State Supreme Court rules in Swinomish Tribe’s favor in water disputeOct 4th, 2013 • Category: News
The Washington State Supreme Court ruled in the Swinomish Tribe’s favor on Oct. 3, in a challenge to the Skagit River instream flow rule amendments adopted in 2006 by the Washington Department of Ecology. The court found that Ecology’s amendments were invalid because they were inconsistent with state laws to protect minimum instream flows for fish and other environmental values.
“This decision is a huge victory for Swinomish, for salmon and for the water that salmon need to survive,” said Swinomish Chairman Brian Cladoosby. “Ecology had a choice to do the right thing or the wrong thing in 2006, and unfortunately, it chose to do the wrong thing. The court’s decision vindicates the tribe’s position and confirms that Ecology cannot make an ‘end run’ around laws that protect instream flows for fish.”
The 2006 amendments radically changed Ecology’s original 2001 rule that established minimum instream flow levels for the Skagit River and several important tributaries.
“We spent years collaborating on what became the 2001 rule with the city of Anacortes, the Public Utility District, Skagit County, Upper Skagit and Sauk-Suiattle tribes and the state of Washington,” Cladoosby said. “The result of those efforts was a good rule based on sound science. Our collective agreement provided certainty for agriculture, for the cities, for the county and for the tribes for decades to come.”
In 2004, Skagit County sued Ecology challenging the 2001 rule.

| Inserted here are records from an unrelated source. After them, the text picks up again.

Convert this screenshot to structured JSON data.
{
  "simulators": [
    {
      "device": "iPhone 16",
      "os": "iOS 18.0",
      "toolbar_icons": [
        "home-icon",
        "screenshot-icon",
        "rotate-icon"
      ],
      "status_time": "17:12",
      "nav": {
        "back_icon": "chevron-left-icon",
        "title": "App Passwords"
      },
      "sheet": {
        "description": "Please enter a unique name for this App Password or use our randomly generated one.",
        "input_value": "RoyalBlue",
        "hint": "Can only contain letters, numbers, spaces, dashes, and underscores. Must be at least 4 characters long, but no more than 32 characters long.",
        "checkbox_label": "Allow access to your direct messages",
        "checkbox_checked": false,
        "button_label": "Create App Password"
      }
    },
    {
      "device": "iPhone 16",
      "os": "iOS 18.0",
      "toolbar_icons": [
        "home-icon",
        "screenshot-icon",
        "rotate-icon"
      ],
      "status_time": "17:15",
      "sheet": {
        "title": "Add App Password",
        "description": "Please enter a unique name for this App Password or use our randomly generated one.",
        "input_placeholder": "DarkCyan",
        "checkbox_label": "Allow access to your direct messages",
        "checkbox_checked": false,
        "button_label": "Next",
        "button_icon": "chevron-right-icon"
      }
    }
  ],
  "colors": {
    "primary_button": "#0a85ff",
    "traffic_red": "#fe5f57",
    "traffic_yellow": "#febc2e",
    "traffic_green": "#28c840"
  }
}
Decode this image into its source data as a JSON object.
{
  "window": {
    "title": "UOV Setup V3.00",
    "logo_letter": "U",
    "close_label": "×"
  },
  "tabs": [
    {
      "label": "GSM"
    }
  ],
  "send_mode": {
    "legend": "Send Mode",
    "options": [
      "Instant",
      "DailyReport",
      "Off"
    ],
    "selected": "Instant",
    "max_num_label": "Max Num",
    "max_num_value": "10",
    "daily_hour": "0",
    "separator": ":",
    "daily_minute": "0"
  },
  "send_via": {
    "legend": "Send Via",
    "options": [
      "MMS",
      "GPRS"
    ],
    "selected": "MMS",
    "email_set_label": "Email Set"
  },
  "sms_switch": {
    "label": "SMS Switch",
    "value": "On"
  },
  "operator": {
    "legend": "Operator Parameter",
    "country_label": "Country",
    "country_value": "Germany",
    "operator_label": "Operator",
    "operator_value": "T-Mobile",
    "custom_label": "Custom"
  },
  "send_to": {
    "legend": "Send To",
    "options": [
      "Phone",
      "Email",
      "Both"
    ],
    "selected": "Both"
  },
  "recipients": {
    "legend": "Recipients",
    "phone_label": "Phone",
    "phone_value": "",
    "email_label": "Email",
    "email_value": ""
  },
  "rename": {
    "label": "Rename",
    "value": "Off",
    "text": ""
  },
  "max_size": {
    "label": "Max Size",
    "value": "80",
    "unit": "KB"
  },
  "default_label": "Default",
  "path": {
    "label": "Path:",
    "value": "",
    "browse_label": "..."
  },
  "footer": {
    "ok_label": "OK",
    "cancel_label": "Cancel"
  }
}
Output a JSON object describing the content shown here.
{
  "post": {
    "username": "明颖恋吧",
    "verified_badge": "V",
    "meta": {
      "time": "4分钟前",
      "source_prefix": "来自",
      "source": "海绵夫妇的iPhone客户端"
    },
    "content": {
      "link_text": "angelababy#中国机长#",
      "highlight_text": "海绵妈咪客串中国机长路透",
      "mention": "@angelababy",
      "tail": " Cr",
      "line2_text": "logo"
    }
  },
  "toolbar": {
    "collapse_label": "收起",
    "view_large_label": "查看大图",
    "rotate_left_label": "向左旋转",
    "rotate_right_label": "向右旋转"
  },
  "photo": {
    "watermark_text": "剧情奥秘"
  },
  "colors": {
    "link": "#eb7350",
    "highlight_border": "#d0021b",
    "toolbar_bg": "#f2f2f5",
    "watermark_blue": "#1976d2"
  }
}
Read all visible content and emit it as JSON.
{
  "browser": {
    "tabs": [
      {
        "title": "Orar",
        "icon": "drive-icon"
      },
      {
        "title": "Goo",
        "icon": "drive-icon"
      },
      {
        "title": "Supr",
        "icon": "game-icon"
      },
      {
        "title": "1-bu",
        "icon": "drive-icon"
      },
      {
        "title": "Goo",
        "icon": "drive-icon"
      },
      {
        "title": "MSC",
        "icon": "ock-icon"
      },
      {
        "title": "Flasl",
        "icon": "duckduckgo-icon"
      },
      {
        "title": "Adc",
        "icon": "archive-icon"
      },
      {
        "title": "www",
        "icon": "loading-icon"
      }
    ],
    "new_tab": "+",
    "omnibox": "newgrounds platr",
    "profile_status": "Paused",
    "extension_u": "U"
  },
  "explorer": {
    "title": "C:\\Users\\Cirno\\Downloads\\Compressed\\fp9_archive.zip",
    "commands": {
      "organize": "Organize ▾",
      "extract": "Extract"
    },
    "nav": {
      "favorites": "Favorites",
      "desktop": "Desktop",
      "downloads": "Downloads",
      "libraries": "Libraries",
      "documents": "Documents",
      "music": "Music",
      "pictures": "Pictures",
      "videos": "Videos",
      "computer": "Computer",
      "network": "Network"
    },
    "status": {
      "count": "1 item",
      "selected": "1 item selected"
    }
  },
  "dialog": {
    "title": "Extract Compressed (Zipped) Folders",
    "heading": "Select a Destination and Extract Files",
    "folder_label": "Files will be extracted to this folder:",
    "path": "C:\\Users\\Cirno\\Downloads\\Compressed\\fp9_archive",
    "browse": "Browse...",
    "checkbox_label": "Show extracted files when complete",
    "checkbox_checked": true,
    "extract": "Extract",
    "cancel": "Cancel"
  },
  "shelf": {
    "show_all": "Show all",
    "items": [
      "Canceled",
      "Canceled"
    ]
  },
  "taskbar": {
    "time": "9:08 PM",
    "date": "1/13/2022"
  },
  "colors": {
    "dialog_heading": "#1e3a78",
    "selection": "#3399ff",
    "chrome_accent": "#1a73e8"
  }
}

Multi-party discussions ensued as the Swinomish and other tribes, water purveyors, and the state tried to resolve the county’s complaints. Eventually, Ecology and the county settled the lawsuit without consulting any of the other parties to the negotiation. In return for Skagit County agreeing to drop its lawsuit, Ecology agreed to adopt the 2006 rule amendments.
The 2006 rule amendments created 27 “reservations” of water for future out-of-stream use for a wide variety of purposes, despite the fact that the senior minimum instream flow right established in 2001 is frequently unmet.
In 2008, the tribe and the city of Anacortes filed a lawsuit challenging the 2006 rule amendments, contending that creating the reservations exceeded Ecology’s authority.
On Oct. 3, the Washington State Supreme Court ruled that “Ecology’s Amended Rule, which made 27 reservations of water for out-of-stream year-round non-interruptible beneficial uses in the Skagit River basin and which would impair minimum flows set by administrative rule, exceeded Ecology’s authority because it is inconsistent with the plain language of the statute and is inconsistent with the entire statutory scheme. The Amended Rule is invalid.”
“We would have preferred to work together to find a solution to everyone’s water needs as we did prior to the original 2001 rule,” Cladoosby said. “If we had not acted, the stream flows needed to support our diminishing salmon stocks would have been further impacted.”